Вдруг таинственное чувство охватило Джамуху. Казалось, что он рос и его глаза, глаза умирающего человека, сверкали чудным огнем. Он направил дрожащий палец на Темуджина, который невольно отпрянул назад.
— Мир, который ты пытаешься создать, рассеется подобно красному туману, — проговорил Джамуха. — Мир людей, похожих на тебя, изменится, и на земле от вас не останется ни следа! Вы несете людям смерть, и все живое на земле восстанет против вас. Тираны будут побеждены и рассыплются в прах. Разрушенные вами города восстанут из пепла. Люди снова засеют сожженные вами поля, и они отплатят людям золотым зерном. Из загаженных вами источников снова будут литься струи свежей, чистой воды! Там, где развевались твои знамена, раскинутся привольные зеленые пастбища, а где пролетали черные орды твоих воинов, вырастет новая сильная трава и ваши следы в ней будут незаметны. Мне было видение, оно предсказывает именно такую жизнь для свободных людей! Люди напоминают густой лес и течение свободной и могучей реки. Ты можешь тысячу раз разрушать и губить землю, и тысячу раз о тебе все забудут, а человечество выдержит и выстоит, и люди будут строить себе новые дома, снова и снова сеять рожь и пшеницу. Добро будет вечным, а твои деяния напоминают песок, который сеется через пальцы мертвой руки и падает на землю пустыни!
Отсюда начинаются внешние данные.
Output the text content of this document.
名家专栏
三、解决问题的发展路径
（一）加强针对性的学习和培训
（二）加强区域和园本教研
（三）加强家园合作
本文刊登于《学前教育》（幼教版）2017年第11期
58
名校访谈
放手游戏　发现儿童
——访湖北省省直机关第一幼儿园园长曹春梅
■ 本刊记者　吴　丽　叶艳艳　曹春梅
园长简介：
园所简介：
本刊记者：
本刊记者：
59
Голос Джамухи, окрепший поначалу, потом затих, лишь свет исходил от его лица, и снова в юрте воцарилась тишина.
Темуджин поднялся с ложа. Он постоял перед андой, а потом коснулся его плеча.
— Мир с тобой, — тихо сказал он, вытащил свой кинжал и вложил его в ледяные пальцы Джамухи, внимательно посмотрев другу в глаза.
Во взгляде Темуджина не было злости, а только усталость и грусть. Он развернулся и вышел из юрты, оставив Джамуху одного.
Глава 24
Шпионы Темуджина доложили ему, что Тогрул-хан, или ванг хан, со своим сыном Сен-Кунгом и сильной армией караитов приближаются к озеру Байкал, направляясь в его сторону. Темуджину было известно, что Тогрул-хан призвал себе на помощь народы к востоку от озера, они были готовы к битве и теперь двигались позади войск Тогрул-хана, готовые оказать ему поддержку.